Siege of Fort St. Jean - The Tide Turns:

In early October, heavy artillery began to arrive from Fort Ticonderoga. Emplacing the first gun on October 6, Montgomery increased pressure on Preston's garrison.

As additional artillery arrived, he ordered a new battery constructed on the eastern shore of the Richelieu. This commanded the river and led to the destruction of the armed schooner Royal Savage. To the north, Livingston commenced a siege of Fort Chambly with his militia. Held by only 82 men, the fort was surrendered by its commander, Major Joseph Stopford, on October 18. This victory was enhanced by the fact that Stopford failed to destroy the fort's supplies before capitulating. These were soon transported south to replenish Montgomery's badly depleted stores.
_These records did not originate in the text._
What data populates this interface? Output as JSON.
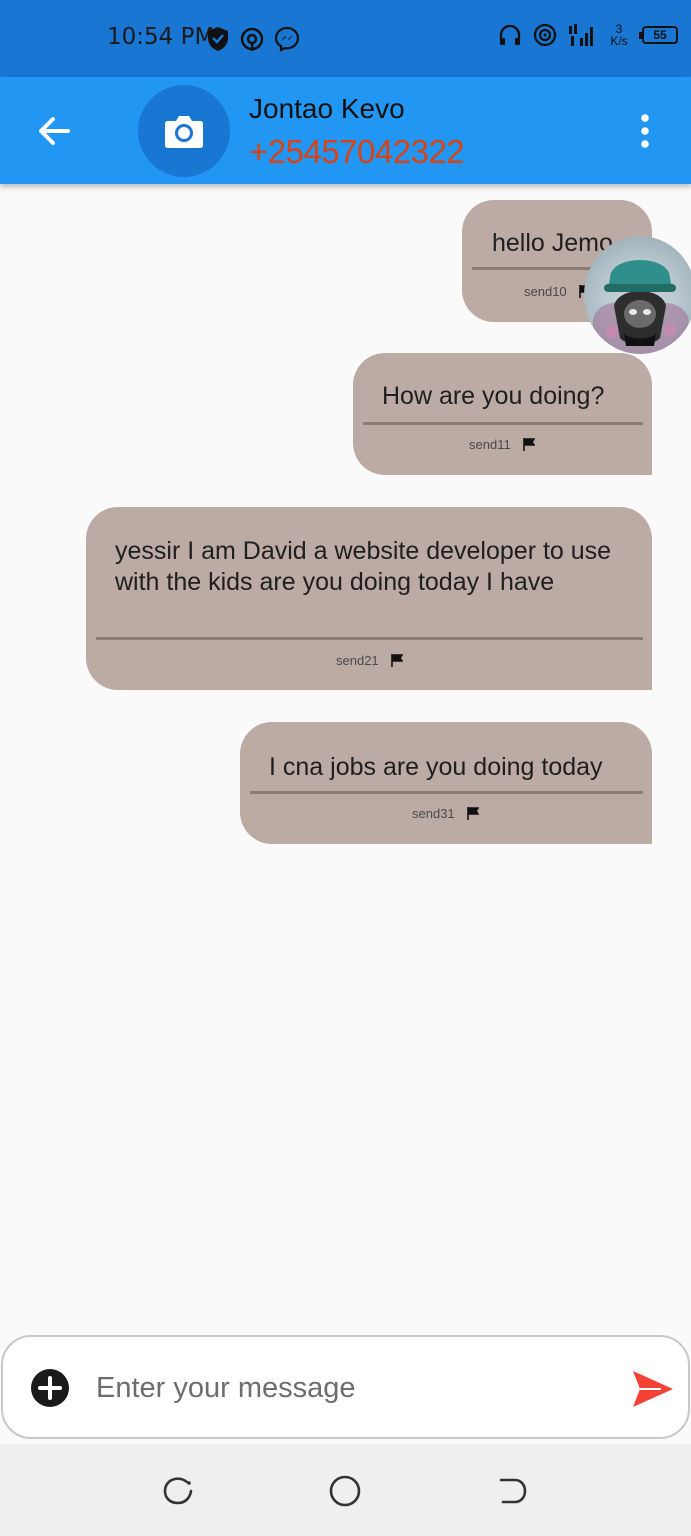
{
  "status_bar": {
    "time": "10:54 PM",
    "speed_value": "3",
    "speed_unit": "K/s",
    "battery": "55",
    "icons": [
      "shield-icon",
      "hotspot-icon",
      "messenger-icon",
      "headset-icon",
      "wifi-icon",
      "signal-icon",
      "battery-icon"
    ]
  },
  "header": {
    "name": "Jontao Kevo",
    "phone": "+25457042322",
    "icons": [
      "back-arrow-icon",
      "camera-icon",
      "more-vert-icon"
    ]
  },
  "messages": [
    {
      "text": "hello Jemo",
      "meta": "send10"
    },
    {
      "text": "How are you doing?",
      "meta": "send11"
    },
    {
      "text": "yessir I am David a website developer to use with the kids are you doing today I have",
      "meta": "send21"
    },
    {
      "text": "I cna jobs are you doing today",
      "meta": "send31"
    }
  ],
  "input": {
    "placeholder": "Enter your message",
    "icons": [
      "add-circle-icon",
      "send-icon"
    ]
  },
  "nav": {
    "icons": [
      "recents-icon",
      "home-icon",
      "back-icon"
    ]
  },
  "colors": {
    "status_bar": "#1976d2",
    "app_bar": "#2196f3",
    "bubble": "#bcaaa4",
    "phone": "#d84315",
    "send": "#f44336"
  }
}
Word of Fort Chambly's loss soon reached Preston's post where it had a negative effect on morale. The situation quickly worsened when Montgomery built a new battery to the northwest. Apprised of Fort Chambly's surrender and the tightening noose around Fort St. Jean, Carleton elected to cross the St. Lawrence and march to the garrison's relief with around 1,000 men. On October 30, his men moved across the river but encountered heavy resistance from American forces at Longueuil. Repulsed, Carleton withdrew to Montreal. A second, smaller force, led by Colonel Allan Maclean attempted to move south from Sorel but lacked the numbers to continue without support. Further reinforced, Montgomery sent a prisoner from Carleton's relief force to deliver a surrender demand on November 1.
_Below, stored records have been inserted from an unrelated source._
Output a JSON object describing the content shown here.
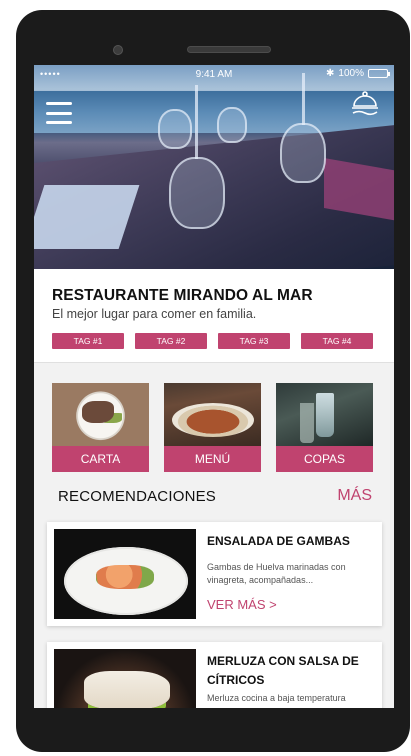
{
  "status_bar": {
    "signal": "•••••",
    "time": "9:41 AM",
    "battery": "100%",
    "battery_level": 1.0,
    "bluetooth": "✱"
  },
  "restaurant": {
    "name": "RESTAURANTE MIRANDO AL MAR",
    "tagline": "El mejor lugar para comer en familia."
  },
  "tags": [
    "TAG #1",
    "TAG #2",
    "TAG #3",
    "TAG #4"
  ],
  "categories": [
    {
      "label": "CARTA"
    },
    {
      "label": "MENÚ"
    },
    {
      "label": "COPAS"
    }
  ],
  "recommendations": {
    "title": "RECOMENDACIONES",
    "more_label": "MÁS",
    "items": [
      {
        "name": "ENSALADA DE GAMBAS",
        "description": "Gambas de Huelva marinadas con vinagreta, acompañadas...",
        "more": "VER MÁS >"
      },
      {
        "name": "MERLUZA CON SALSA DE CÍTRICOS",
        "description": "Merluza cocina a baja temperatura"
      }
    ]
  },
  "colors": {
    "accent": "#c0436f",
    "phone_body": "#1b1b1b",
    "screen_bg": "#f2f2f2"
  },
  "icons": {
    "menu": "hamburger-icon",
    "cloche": "cloche-icon",
    "camera": "camera-icon"
  }
}
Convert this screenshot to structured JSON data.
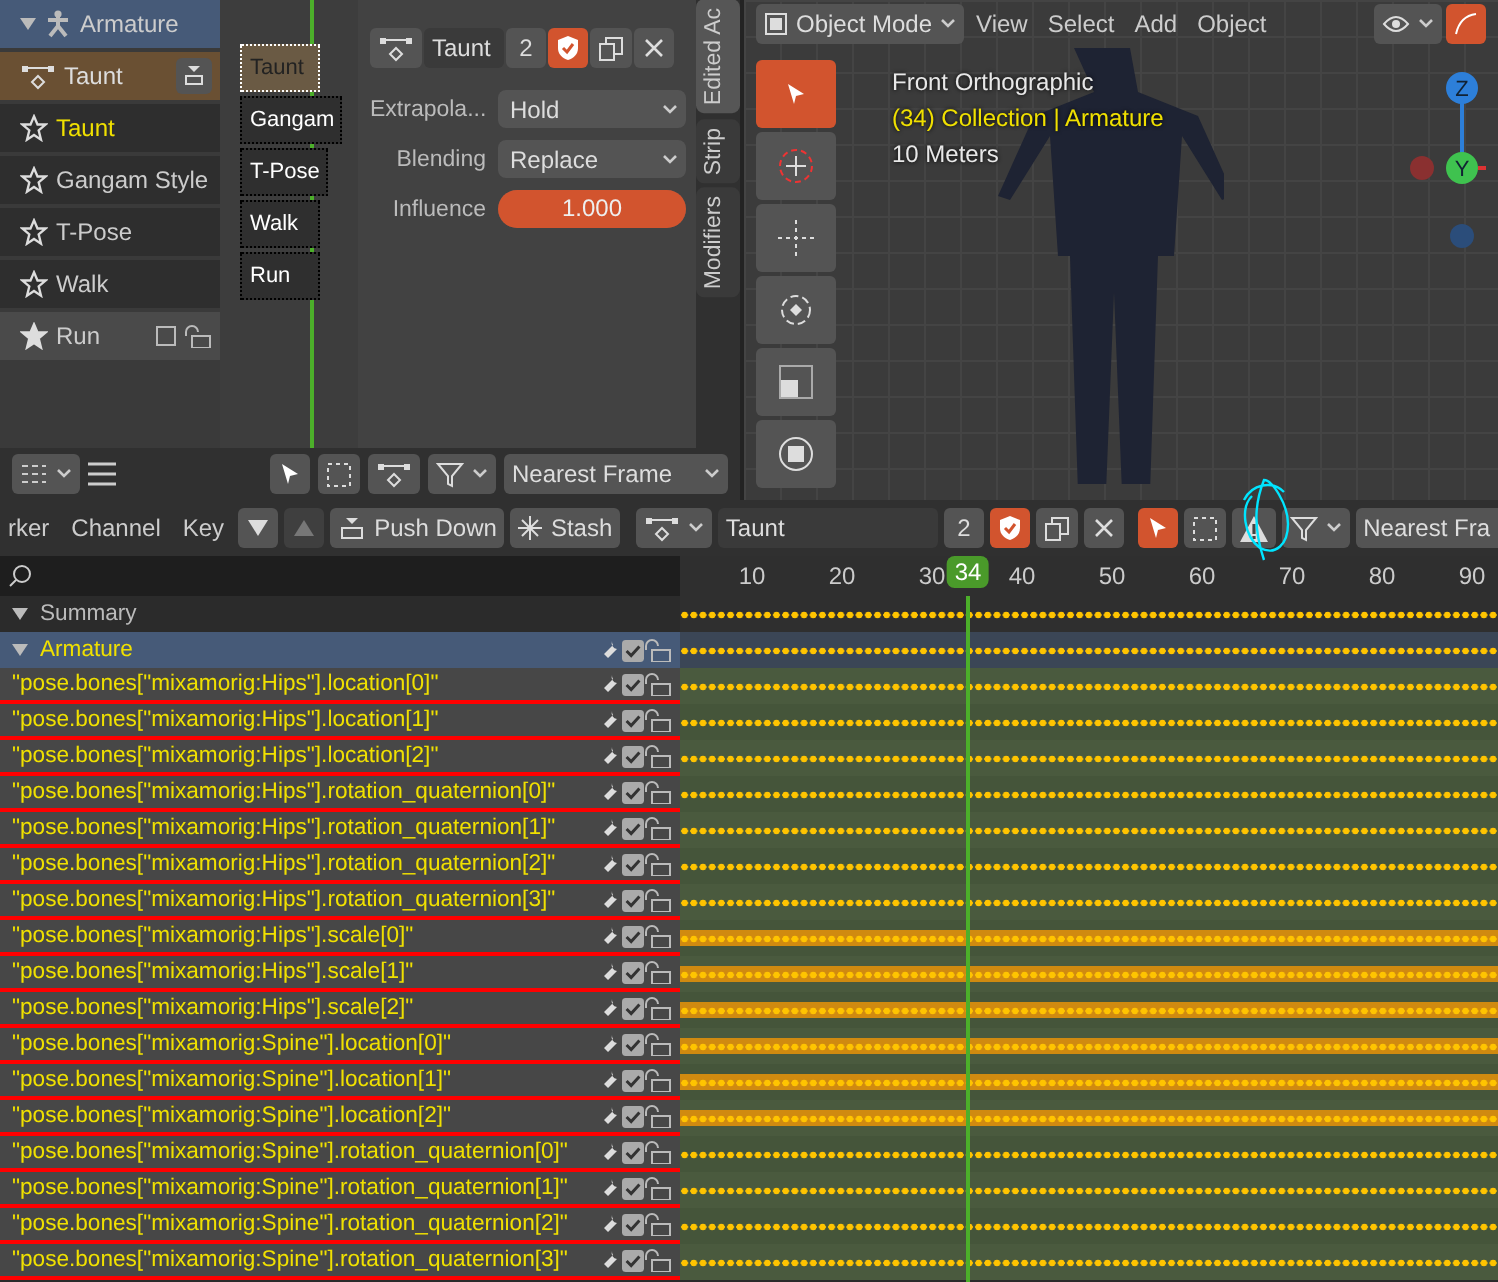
{
  "nla": {
    "object": {
      "name": "Armature",
      "expanded": true
    },
    "action_track": {
      "name": "Taunt"
    },
    "tracks": [
      {
        "name": "Taunt",
        "selected": true,
        "solo": false
      },
      {
        "name": "Gangam Style",
        "selected": false,
        "solo": false
      },
      {
        "name": "T-Pose",
        "selected": false,
        "solo": false
      },
      {
        "name": "Walk",
        "selected": false,
        "solo": false
      },
      {
        "name": "Run",
        "selected": false,
        "solo": true
      }
    ],
    "strips": [
      {
        "label": "Taunt",
        "selected": true
      },
      {
        "label": "Gangam",
        "selected": false
      },
      {
        "label": "T-Pose",
        "selected": false
      },
      {
        "label": "Walk",
        "selected": false
      },
      {
        "label": "Run",
        "selected": false
      }
    ],
    "sidebar": {
      "action": "Taunt",
      "users": "2",
      "fields": [
        {
          "label": "Extrapola...",
          "value": "Hold",
          "kind": "dropdown"
        },
        {
          "label": "Blending",
          "value": "Replace",
          "kind": "dropdown"
        },
        {
          "label": "Influence",
          "value": "1.000",
          "kind": "slider",
          "level": 1
        }
      ]
    },
    "tabs": [
      {
        "label": "Edited Ac",
        "selected": true
      },
      {
        "label": "Strip",
        "selected": false
      },
      {
        "label": "Modifiers",
        "selected": false
      }
    ],
    "snap": "Nearest Frame"
  },
  "viewport": {
    "mode": "Object Mode",
    "menus": [
      "View",
      "Select",
      "Add",
      "Object"
    ],
    "overlay": [
      {
        "text": "Front Orthographic",
        "kind": "view"
      },
      {
        "text": "(34) Collection | Armature",
        "kind": "context"
      },
      {
        "text": "10 Meters",
        "kind": "scale"
      }
    ],
    "axes": [
      "Z",
      "Y"
    ]
  },
  "dopesheet": {
    "menus": [
      "rker",
      "Channel",
      "Key"
    ],
    "buttons": [
      "Push Down",
      "Stash"
    ],
    "action": "Taunt",
    "users": "2",
    "snap": "Nearest Fra",
    "ticks": [
      "10",
      "20",
      "30",
      "40",
      "50",
      "60",
      "70",
      "80",
      "90"
    ],
    "current_frame": "34",
    "summary": {
      "name": "Summary",
      "expanded": true
    },
    "object": {
      "name": "Armature",
      "expanded": true
    },
    "channels": [
      {
        "name": "\"pose.bones[\"mixamorig:Hips\"].location[0]\"",
        "selected": false
      },
      {
        "name": "\"pose.bones[\"mixamorig:Hips\"].location[1]\"",
        "selected": false
      },
      {
        "name": "\"pose.bones[\"mixamorig:Hips\"].location[2]\"",
        "selected": false
      },
      {
        "name": "\"pose.bones[\"mixamorig:Hips\"].rotation_quaternion[0]\"",
        "selected": false
      },
      {
        "name": "\"pose.bones[\"mixamorig:Hips\"].rotation_quaternion[1]\"",
        "selected": false
      },
      {
        "name": "\"pose.bones[\"mixamorig:Hips\"].rotation_quaternion[2]\"",
        "selected": false
      },
      {
        "name": "\"pose.bones[\"mixamorig:Hips\"].rotation_quaternion[3]\"",
        "selected": false
      },
      {
        "name": "\"pose.bones[\"mixamorig:Hips\"].scale[0]\"",
        "selected": true
      },
      {
        "name": "\"pose.bones[\"mixamorig:Hips\"].scale[1]\"",
        "selected": true
      },
      {
        "name": "\"pose.bones[\"mixamorig:Hips\"].scale[2]\"",
        "selected": true
      },
      {
        "name": "\"pose.bones[\"mixamorig:Spine\"].location[0]\"",
        "selected": true
      },
      {
        "name": "\"pose.bones[\"mixamorig:Spine\"].location[1]\"",
        "selected": true
      },
      {
        "name": "\"pose.bones[\"mixamorig:Spine\"].location[2]\"",
        "selected": true
      },
      {
        "name": "\"pose.bones[\"mixamorig:Spine\"].rotation_quaternion[0]\"",
        "selected": false
      },
      {
        "name": "\"pose.bones[\"mixamorig:Spine\"].rotation_quaternion[1]\"",
        "selected": false
      },
      {
        "name": "\"pose.bones[\"mixamorig:Spine\"].rotation_quaternion[2]\"",
        "selected": false
      },
      {
        "name": "\"pose.bones[\"mixamorig:Spine\"].rotation_quaternion[3]\"",
        "selected": false
      }
    ]
  }
}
Siege of Fort St. Jean - Aftermath:

Though Preston attempted a counteroffer, the news of Carleton's defeat coupled with dwindling supplies led him to agree to terms the following day.

On November 3, his garrison marched out of Fort St. Jean and turned it over to American forces. In the fighting at Fort St. Jean American forces suffered between 20 to 100 killed and wounded while the British sustained 20 killed and 23 wounded. Learning of the fort's fall, Carleton elected to abandon Montreal and withdraw to Quebec. Departing on November 11, he narrowly escaped before American troops entered the city the next day. Though a victory for Montgomery, the Siege of Fort St. Jean proved time consuming and badly delayed the American campaign in Canada. Advancing down the St. Lawrence, he was unable to mount an attack on Quebec until December 31. Uniting with a force led by Arnold, Montgomery opened the Battle of Quebec that night. In the fighting, American troops were repulsed and Montgomery was killed.